Lepodisiran: The RNA Therapy Targeting a Stubborn Cardiovascular Risk
Source PublicationCardiology in Review
Primary AuthorsUrina-Jassir, Tong, Stanisic et al.
Researchers are investigating a small interfering RNA to directly lower lipoprotein(a), an independent risk factor linked to atherosclerotic cardiovascular disease. With a high prevalence of elevated lipoprotein(a) in the general population, standard approaches lacked a direct reducing effect, leaving doctors searching for a more effective tool. Now, a novel agent called lepodisiran has emerged from early-phase trials designed to assess its safety and efficacy.
The Rationale Behind Lepodisiran
Elevated lipoprotein(a), or Lp(a), is an established, independent risk factor for atherosclerotic cardiovascular disease (ASCVD). Given the significant burden of ASCVD and the high prevalence of elevated Lp(a) in the general population, researchers recognised a clear need for novel therapeutic drugs.
Older methods relied on broad strategies that lacked a direct Lp(a) reducing effect. Doctors could only attempt to manage overall cardiovascular risk, while leaving the specific Lp(a) threat largely unaddressed. This glaring gap in cardiovascular care necessitated a highly targeted approach.
Silencing the RNA
The new approach uses small interfering RNA (siRNA) specifically targeting Lp(a). Phase 1 and 2 randomised control trials, including the ALPACA study, evaluated the safety and efficacy of this targeted mechanism.
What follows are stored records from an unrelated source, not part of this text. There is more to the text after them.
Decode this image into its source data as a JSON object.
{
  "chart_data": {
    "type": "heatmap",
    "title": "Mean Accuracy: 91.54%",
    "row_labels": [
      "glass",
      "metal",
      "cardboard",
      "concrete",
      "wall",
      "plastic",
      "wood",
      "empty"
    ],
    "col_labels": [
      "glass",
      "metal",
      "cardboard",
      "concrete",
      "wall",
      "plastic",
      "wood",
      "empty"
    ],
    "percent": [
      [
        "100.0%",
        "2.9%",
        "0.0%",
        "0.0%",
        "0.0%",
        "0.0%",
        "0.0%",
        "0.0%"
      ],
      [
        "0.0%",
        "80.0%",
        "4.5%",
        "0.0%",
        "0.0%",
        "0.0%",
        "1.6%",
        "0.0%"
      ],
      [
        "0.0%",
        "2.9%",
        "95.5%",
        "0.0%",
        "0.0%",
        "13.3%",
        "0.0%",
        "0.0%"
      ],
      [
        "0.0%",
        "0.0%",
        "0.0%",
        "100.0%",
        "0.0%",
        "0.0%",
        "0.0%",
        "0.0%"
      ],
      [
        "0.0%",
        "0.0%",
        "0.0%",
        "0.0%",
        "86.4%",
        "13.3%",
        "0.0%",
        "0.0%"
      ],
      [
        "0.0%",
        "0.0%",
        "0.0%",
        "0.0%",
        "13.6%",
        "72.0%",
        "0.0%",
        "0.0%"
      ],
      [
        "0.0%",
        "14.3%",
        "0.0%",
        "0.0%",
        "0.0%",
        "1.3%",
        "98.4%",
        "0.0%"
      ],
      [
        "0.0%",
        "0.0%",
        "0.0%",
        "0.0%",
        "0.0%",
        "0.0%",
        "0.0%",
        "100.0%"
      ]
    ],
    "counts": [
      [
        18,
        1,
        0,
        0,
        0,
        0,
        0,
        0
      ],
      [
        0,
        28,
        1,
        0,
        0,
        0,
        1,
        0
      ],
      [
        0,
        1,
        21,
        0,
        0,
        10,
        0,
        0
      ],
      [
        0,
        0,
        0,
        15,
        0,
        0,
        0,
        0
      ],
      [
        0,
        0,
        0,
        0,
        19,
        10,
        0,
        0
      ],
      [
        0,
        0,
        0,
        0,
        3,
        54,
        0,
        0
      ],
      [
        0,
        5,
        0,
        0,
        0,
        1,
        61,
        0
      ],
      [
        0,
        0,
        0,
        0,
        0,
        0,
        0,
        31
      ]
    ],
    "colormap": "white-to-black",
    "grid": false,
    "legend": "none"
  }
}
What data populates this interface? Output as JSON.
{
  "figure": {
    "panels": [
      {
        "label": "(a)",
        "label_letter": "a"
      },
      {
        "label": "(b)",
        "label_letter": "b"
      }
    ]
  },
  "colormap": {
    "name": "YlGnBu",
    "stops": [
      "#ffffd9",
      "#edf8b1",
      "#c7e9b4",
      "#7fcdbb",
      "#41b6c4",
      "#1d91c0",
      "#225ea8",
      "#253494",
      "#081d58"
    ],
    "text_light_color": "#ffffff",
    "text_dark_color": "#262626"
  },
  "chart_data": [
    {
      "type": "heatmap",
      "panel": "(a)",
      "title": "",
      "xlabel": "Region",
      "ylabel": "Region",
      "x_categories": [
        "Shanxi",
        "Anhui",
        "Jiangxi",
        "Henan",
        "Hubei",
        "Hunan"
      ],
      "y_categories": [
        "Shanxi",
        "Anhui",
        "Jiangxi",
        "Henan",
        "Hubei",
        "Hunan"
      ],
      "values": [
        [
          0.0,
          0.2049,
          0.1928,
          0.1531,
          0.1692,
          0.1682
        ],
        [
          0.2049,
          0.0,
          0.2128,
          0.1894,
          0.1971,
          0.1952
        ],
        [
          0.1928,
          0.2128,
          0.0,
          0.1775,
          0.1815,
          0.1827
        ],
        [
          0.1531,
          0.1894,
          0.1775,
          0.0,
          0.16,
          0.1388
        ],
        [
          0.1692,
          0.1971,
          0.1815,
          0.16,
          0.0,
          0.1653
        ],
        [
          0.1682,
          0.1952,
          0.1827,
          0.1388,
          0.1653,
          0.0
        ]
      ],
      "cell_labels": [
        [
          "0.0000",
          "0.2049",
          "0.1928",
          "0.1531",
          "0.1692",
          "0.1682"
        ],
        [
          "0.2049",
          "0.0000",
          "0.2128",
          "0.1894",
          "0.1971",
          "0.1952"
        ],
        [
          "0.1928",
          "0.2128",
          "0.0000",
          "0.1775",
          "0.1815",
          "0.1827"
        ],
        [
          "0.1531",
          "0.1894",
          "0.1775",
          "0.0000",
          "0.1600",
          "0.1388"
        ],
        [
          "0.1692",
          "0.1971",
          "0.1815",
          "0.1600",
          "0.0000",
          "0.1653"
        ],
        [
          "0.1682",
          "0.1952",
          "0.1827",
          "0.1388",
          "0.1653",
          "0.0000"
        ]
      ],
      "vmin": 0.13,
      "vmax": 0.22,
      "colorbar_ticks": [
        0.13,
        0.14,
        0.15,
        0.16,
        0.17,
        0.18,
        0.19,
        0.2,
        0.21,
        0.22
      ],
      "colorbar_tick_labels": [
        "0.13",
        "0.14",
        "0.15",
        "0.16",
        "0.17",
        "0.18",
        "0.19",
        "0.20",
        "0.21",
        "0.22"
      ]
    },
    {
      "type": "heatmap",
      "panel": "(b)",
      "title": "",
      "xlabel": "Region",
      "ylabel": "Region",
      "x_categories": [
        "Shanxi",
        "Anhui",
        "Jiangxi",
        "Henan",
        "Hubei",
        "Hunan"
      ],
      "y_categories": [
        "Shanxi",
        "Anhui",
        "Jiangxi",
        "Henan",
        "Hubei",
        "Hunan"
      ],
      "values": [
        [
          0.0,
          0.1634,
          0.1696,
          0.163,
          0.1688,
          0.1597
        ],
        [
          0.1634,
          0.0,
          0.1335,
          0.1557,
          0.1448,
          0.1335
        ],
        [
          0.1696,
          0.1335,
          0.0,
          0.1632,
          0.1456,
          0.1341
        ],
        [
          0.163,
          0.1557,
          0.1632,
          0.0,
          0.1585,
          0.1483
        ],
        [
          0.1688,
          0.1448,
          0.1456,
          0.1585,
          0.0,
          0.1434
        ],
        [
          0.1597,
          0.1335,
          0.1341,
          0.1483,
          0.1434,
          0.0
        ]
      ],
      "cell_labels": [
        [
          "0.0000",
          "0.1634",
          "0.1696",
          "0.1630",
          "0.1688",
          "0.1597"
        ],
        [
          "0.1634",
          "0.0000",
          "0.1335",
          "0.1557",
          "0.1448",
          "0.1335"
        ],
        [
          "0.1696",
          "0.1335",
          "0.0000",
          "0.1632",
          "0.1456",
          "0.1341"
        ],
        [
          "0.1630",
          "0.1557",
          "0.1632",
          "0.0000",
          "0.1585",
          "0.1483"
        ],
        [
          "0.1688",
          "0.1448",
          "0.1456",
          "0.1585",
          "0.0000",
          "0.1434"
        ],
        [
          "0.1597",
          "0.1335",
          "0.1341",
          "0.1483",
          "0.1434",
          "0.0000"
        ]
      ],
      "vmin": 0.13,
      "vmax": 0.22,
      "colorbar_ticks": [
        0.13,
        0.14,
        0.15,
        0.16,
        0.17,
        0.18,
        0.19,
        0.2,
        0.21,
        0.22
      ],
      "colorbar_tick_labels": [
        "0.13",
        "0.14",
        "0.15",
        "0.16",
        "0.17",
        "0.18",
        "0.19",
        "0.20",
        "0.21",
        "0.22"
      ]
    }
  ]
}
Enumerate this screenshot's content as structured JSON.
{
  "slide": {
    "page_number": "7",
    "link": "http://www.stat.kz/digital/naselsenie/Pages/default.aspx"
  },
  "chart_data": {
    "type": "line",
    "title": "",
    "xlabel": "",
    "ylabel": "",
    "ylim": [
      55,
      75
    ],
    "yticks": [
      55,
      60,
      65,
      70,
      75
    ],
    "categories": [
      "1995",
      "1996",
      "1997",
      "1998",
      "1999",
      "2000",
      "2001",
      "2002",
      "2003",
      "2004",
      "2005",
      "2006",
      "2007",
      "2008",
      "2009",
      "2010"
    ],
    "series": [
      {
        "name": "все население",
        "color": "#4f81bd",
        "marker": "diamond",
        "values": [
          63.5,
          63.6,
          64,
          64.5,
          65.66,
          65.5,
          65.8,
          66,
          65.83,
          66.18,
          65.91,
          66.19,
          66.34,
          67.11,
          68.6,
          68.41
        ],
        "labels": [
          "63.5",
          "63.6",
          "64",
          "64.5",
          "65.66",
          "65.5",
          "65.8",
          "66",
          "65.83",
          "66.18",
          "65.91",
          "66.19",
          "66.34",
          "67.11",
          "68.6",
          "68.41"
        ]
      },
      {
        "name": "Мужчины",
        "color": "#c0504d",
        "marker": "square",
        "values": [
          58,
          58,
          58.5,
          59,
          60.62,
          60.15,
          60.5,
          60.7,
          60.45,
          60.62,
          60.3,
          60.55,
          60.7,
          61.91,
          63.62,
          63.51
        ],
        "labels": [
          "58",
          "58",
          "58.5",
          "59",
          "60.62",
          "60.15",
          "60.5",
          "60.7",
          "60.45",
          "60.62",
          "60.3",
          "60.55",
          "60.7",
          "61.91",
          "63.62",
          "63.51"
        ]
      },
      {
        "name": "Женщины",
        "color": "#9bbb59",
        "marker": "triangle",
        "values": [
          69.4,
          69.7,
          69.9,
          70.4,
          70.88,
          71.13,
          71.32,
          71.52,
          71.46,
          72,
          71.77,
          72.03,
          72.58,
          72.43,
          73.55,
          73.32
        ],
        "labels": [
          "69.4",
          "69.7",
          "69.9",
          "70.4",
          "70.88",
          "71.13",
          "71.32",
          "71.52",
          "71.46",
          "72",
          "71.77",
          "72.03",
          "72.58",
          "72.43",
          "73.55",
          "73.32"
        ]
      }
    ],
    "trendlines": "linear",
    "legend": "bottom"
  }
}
The early trials focused on two specific parameters in a controlled setting:
- Safety assessments of the siRNA intervention.
- Efficacy assessments regarding its direct Lp(a) reducing effect.
Initial data show that lepodisiran demonstrates a direct Lp(a) reducing effect in trial participants. By directly targeting the RNA, the drug aims to achieve a precision that older, broader lipid strategies lacked.
What the Data Leaves Unanswered
Despite evidence of a direct reducing effect in early trials, the current data do not yet prove that targeting Lp(a) prevents actual heart attacks or strokes. The Phase 1 and 2 trials evaluated safety and efficacy, not long-term patient outcomes or survival.
Furthermore, the long-term safety profile of persistently targeting this specific RNA remains under investigation. We do not yet have definitive data on whether this direct intervention prevents major cardiovascular events over continuous use, making long-term observation essential.
Looking Ahead
To address these clinical gaps, researchers are currently running the ACCLAIM-Lp(a) Phase 3 trial. This randomised study will evaluate whether the therapy actually reduces major cardiovascular events in patients with established ASCVD or those at high cardiovascular risk.
If the trial succeeds, it could fundamentally alter how clinicians organise treatment for this highly prevalent risk factor. Until the final data arrive, the medical community must wait to see if a direct reducing effect translates into longer, healthier lives.